また、自動運転を可能にするために、トップチューブには周囲の物体をパルスレーザーで認識するLIDARセンサーを取り付けます。



ハンドルバーには画像認識用のカメラを搭載しています。



さらにペダルをこがずに、後輪を直接モーターで回転させるシステムを採用しました。



CADで必要なパーツを設計し、作成します。



シートチューブに備え付けられた後輪駆動モジュールはこんな感じ。



後輪駆動モジュールの上に収納されているのは、自動運転用のコンピューターボードです。



このボードは、電子工作が趣味という稚晖氏が設計したもの。



AI用プロセッサは、HuaweiのAscend310です。



実際に製造したボードがこれ。
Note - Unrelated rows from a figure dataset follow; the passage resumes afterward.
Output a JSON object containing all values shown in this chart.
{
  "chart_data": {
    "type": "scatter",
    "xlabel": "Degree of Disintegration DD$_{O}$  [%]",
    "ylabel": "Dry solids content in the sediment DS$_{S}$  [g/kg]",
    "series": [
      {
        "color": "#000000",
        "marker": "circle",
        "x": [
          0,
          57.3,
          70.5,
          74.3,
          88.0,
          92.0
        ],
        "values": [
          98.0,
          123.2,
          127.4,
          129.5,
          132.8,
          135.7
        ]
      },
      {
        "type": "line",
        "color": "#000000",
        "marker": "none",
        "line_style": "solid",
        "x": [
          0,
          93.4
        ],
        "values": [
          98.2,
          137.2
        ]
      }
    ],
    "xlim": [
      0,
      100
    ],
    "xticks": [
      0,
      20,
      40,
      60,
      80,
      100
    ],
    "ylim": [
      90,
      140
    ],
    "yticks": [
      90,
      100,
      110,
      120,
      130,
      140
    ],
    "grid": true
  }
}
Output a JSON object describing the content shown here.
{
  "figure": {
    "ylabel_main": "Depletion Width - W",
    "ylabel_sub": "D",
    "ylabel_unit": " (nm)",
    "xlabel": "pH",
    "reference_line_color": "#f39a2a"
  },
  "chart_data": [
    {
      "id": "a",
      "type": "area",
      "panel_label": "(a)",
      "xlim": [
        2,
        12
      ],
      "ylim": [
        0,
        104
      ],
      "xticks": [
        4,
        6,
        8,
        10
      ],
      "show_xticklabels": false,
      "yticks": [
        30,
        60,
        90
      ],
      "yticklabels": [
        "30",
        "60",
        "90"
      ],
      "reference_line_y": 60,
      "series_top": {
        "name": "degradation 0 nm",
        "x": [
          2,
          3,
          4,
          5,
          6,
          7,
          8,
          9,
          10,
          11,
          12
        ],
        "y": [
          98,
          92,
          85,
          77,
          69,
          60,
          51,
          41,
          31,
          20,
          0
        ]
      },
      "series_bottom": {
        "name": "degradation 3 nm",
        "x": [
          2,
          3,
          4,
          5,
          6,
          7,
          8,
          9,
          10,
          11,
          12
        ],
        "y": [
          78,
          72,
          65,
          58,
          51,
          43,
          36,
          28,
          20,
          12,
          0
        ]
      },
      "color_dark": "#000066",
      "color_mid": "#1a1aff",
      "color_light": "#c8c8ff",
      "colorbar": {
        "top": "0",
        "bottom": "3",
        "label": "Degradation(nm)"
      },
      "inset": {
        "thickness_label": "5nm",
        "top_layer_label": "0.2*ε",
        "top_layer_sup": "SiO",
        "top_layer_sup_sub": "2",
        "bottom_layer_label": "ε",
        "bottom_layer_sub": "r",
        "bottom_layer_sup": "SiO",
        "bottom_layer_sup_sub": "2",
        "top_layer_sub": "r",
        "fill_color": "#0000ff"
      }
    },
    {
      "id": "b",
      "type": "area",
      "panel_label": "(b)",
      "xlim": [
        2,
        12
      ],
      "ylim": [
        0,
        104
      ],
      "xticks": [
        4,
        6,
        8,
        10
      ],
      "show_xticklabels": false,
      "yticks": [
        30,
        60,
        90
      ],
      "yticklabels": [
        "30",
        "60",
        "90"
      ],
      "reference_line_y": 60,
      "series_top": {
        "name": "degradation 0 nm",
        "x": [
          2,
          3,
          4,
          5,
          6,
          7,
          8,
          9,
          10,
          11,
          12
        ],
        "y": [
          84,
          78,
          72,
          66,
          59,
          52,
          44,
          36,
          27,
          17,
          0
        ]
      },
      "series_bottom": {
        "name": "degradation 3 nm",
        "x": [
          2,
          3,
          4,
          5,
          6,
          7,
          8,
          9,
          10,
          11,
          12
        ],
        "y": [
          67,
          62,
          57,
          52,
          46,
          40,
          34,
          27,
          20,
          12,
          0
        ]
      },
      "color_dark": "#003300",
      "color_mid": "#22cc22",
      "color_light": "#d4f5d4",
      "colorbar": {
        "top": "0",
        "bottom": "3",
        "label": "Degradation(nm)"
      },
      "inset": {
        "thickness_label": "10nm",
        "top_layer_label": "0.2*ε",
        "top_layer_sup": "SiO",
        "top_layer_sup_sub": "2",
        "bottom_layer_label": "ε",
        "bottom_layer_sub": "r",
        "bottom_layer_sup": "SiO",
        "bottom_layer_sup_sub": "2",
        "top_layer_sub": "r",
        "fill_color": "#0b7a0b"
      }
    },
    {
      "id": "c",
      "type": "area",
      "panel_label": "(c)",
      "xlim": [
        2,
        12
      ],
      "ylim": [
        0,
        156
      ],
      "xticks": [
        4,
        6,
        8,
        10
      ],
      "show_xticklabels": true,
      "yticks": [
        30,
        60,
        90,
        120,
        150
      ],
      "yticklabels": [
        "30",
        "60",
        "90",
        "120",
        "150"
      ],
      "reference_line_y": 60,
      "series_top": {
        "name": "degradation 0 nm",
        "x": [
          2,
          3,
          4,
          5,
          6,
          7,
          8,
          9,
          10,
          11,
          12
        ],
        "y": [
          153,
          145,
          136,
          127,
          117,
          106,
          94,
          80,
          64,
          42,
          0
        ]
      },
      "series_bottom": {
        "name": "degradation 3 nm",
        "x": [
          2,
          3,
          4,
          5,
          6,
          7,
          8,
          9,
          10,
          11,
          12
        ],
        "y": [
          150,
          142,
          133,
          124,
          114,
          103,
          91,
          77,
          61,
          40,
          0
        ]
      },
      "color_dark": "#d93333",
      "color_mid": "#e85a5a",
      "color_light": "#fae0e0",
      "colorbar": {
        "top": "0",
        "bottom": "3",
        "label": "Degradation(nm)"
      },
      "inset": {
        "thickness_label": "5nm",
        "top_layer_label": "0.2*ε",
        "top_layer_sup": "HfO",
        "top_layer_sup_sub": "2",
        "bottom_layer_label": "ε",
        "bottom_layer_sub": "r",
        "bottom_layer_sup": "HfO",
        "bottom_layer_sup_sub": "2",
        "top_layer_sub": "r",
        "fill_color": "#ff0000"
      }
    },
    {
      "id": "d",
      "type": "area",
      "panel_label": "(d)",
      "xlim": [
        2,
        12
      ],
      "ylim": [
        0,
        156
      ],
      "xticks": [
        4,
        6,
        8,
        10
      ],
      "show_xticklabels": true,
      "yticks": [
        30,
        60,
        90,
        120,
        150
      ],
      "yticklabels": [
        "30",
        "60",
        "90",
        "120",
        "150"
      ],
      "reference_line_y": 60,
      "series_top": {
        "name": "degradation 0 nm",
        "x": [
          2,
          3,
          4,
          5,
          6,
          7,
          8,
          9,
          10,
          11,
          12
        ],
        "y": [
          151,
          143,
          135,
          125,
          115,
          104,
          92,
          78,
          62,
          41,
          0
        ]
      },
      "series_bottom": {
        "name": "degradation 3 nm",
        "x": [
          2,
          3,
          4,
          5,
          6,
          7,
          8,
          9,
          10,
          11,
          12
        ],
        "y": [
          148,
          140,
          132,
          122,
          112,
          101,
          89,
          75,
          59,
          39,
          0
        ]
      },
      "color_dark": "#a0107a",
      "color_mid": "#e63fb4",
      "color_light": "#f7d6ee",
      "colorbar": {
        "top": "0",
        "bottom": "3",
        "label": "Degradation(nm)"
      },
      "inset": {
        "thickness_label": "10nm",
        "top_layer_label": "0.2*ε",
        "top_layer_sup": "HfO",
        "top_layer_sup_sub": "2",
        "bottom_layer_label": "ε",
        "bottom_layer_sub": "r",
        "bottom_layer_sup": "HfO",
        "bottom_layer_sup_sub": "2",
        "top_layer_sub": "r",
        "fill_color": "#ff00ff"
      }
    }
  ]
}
自動運転用のAIはHuaweiのApplication Orchestration Serviceを利用して、稚晖氏が独自に開発したもの。



また、ハンドルはトップチューブに取り付けられたモーターとワイヤーを使って動かす仕組みです。



完成した自動運転自転車がこんな感じ。



バランサーのテストを自室で行った後……



実際に屋外でテストを行います。



稚晖氏が自転車のスタンドを上げると……



誰もまたがっていない自転車がその場でぴたりと、見事に自立しています。





稚晖氏が自転車を指でちょんと押しても、倒れる気配はありません。



ハンドルの片側に荷物の入った紙袋を下げても……



バランスは一切崩れません。



姿勢制御モジュールによるバランス制御は完璧で、幅数cmしかないようなフェンスの上でも問題なく自立し、微動だにしません。



姿勢制御モジュールはトップチューブに固定することも可能で……



前輪を上げて一輪車のような状態でバランスを保つこともできます。



そして、自動走行のテスト。



自転車はゆっくりですが、問題なく走行しています。車線に描かれた交通標識も認識し、右折する時は右折車線を走ります。



カメラで前方の物体を認識するので、路上にある障害物や……



路肩に止まっている車を認識しながら、自動でコース取りして走行します。



LIDARで周囲の壁を認識できるので、自転車は狭い廊下もスイスイと進みます。



また、ムービーでは坂道でのバック走行も実演されています。なお、稚晖氏はこの自転車自動運転システムをExtremely Unnatural Auto-Navigation(XUAN)と名付けており、ソースコードをGitHubで公開しています。